Now in my 40s, I traveled the world seeking answers to my questions. From meeting Gurus in India like Sai Baba, meditating in Mary Magdalene’s cave in the south of France, to being inside the pyramids of Giza. I visited Stonehenge and traveled on a cruise ship with Jerry and Esther Hicks in Mexico. The search went on.

My later years

Now in my 50s, I had been to see many healers just wanting to feel joy and happiness, but still, I had to find a way to get some relief from me. During this search, I had come across information about negative entities and energies which attack your soul and body. Rudolf Steiner talks about them, and there are many references to them throughout history. I did not believe in them but started seeing them so I changed my belief system about this topic.

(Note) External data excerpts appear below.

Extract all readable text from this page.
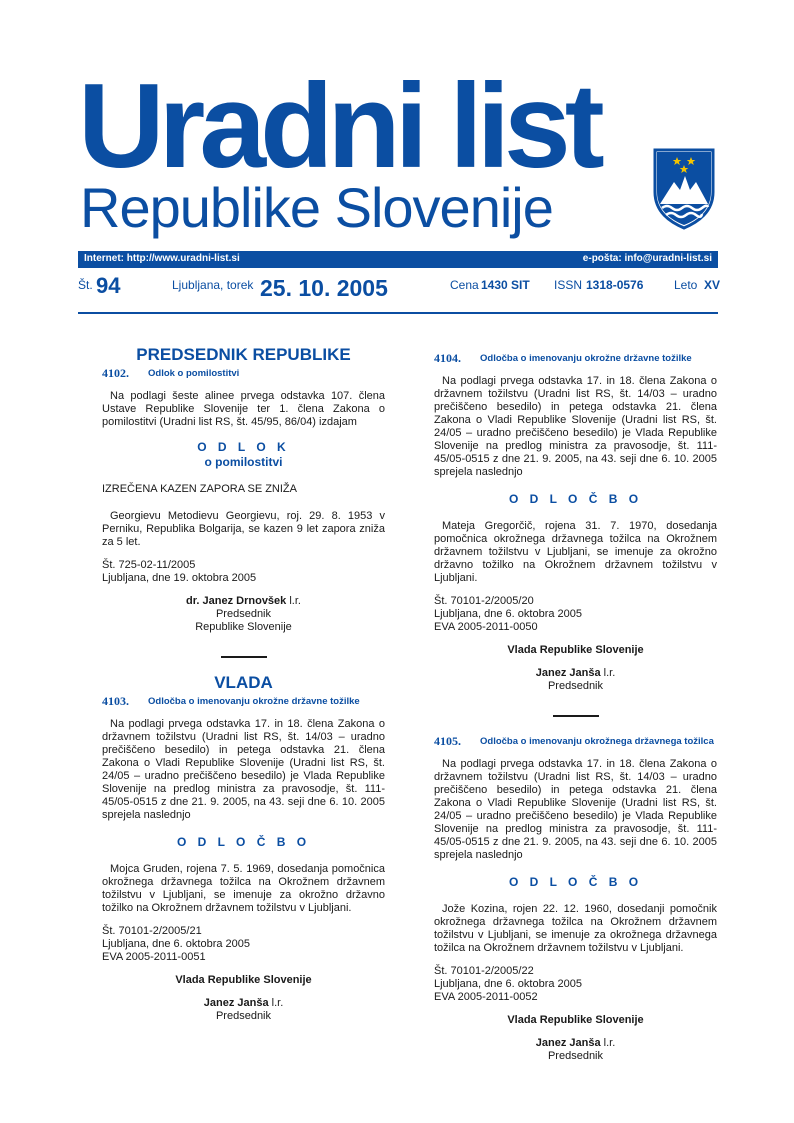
Uradni list
Republike Slovenije
Internet: http://www.uradni-list.si	e-pošta: info@uradni-list.si
Št. 94	Ljubljana, torek 25. 10. 2005	Cena 1430 SIT ISSN 1318-0576	Leto XV
PREDSEDNIK REPUBLIKE
4102.	Odlok o pomilostitvi

Na podlagi šeste alinee prvega odstavka 107. člena Ustave Republike Slovenije ter 1. člena Zakona o pomilostitvi (Uradni list RS, št. 45/95, 86/04) izdajam

O D L O K
o pomilostitvi

IZREČENA KAZEN ZAPORA SE ZNIŽA

Georgievu Metodievu Georgievu, roj. 29. 8. 1953 v Perniku, Republika Bolgarija, se kazen 9 let zapora zniža za 5 let.

Št. 725-02-11/2005
Ljubljana, dne 19. oktobra 2005
dr. Janez Drnovšek l.r.
Predsednik
Republike Slovenije
VLADA
4103.	Odločba o imenovanju okrožne državne tožilke

Na podlagi prvega odstavka 17. in 18. člena Zakona o državnem tožilstvu (Uradni list RS, št. 14/03 – uradno prečiščeno besedilo) in petega odstavka 21. člena Zakona o Vladi Republike Slovenije (Uradni list RS, št. 24/05 – uradno prečiščeno besedilo) je Vlada Republike Slovenije na predlog ministra za pravosodje, št. 111-45/05-0515 z dne 21. 9. 2005, na 43. seji dne 6. 10. 2005 sprejela naslednjo

O D L O Č B O

Mojca Gruden, rojena 7. 5. 1969, dosedanja pomočnica okrožnega državnega tožilca na Okrožnem državnem tožilstvu v Ljubljani, se imenuje za okrožno državno tožilko na Okrožnem državnem tožilstvu v Ljubljani.

Št. 70101-2/2005/21
Ljubljana, dne 6. oktobra 2005
EVA 2005-2011-0051
Vlada Republike Slovenije
Janez Janša l.r.
Predsednik
4104.	Odločba o imenovanju okrožne državne tožilke

Na podlagi prvega odstavka 17. in 18. člena Zakona o državnem tožilstvu (Uradni list RS, št. 14/03 – uradno prečiščeno besedilo) in petega odstavka 21. člena Zakona o Vladi Republike Slovenije (Uradni list RS, št. 24/05 – uradno prečiščeno besedilo) je Vlada Republike Slovenije na predlog ministra za pravosodje, št. 111-45/05-0515 z dne 21. 9. 2005, na 43. seji dne 6. 10. 2005 sprejela naslednjo

O D L O Č B O

Mateja Gregorčič, rojena 31. 7. 1970, dosedanja pomočnica okrožnega državnega tožilca na Okrožnem državnem tožilstvu v Ljubljani, se imenuje za okrožno državno tožilko na Okrožnem državnem tožilstvu v Ljubljani.

Št. 70101-2/2005/20
Ljubljana, dne 6. oktobra 2005
EVA 2005-2011-0050
Vlada Republike Slovenije
Janez Janša l.r.
Predsednik
4105.	Odločba o imenovanju okrožnega državnega tožilca

Na podlagi prvega odstavka 17. in 18. člena Zakona o državnem tožilstvu (Uradni list RS, št. 14/03 – uradno prečiščeno besedilo) in petega odstavka 21. člena Zakona o Vladi Republike Slovenije (Uradni list RS, št. 24/05 – uradno prečiščeno besedilo) je Vlada Republike Slovenije na predlog ministra za pravosodje, št. 111-45/05-0515 z dne 21. 9. 2005, na 43. seji dne 6. 10. 2005 sprejela naslednjo

O D L O Č B O

Jože Kozina, rojen 22. 12. 1960, dosedanji pomočnik okrožnega državnega tožilca na Okrožnem državnem tožilstvu v Ljubljani, se imenuje za okrožnega državnega tožilca na Okrožnem državnem tožilstvu v Ljubljani.

Št. 70101-2/2005/22
Ljubljana, dne 6. oktobra 2005
EVA 2005-2011-0052
Vlada Republike Slovenije
Janez Janša l.r.
Predsednik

I started to understand that it was not me having these negative thoughts and feelings, but outside evil forces that psychically attacked me and made me feel this way. I had always wondered why I was having these negative thoughts but somehow I knew it was not me or who I am.

These negative energies feed off our negative feelings and vibrations. That is their food source, just like ours is vegetables. Everything is energy in this world. We don’t easily “see” them as they come from a different dimension and as humans, we only see a fraction with our human eyes of the vast colour light spectrum which is in this universe. Some do see them, like me and it is possible. but it is not a good thing to want to see.

It was then I knew I could find a way by using my hands. I knew I was a healer but had to find a way to do it. I had not given up in my search.

And then it happened

So in July 2020, it happened to me. I found it by using my hands and heart. I could clear these negative energies within me. WOW, the feeling of JOY and Happiness which came over me, kept expanding with love and joy.

I thought, maybe I could become a healer,  it does not matter if it’s depression or sickness in the body. It’s all negative energy, thoughts & emotions which can be cleared through this process. It works. Just ask my clients and they will tell you!

I used to say to myself "How bad do you want to feel good?"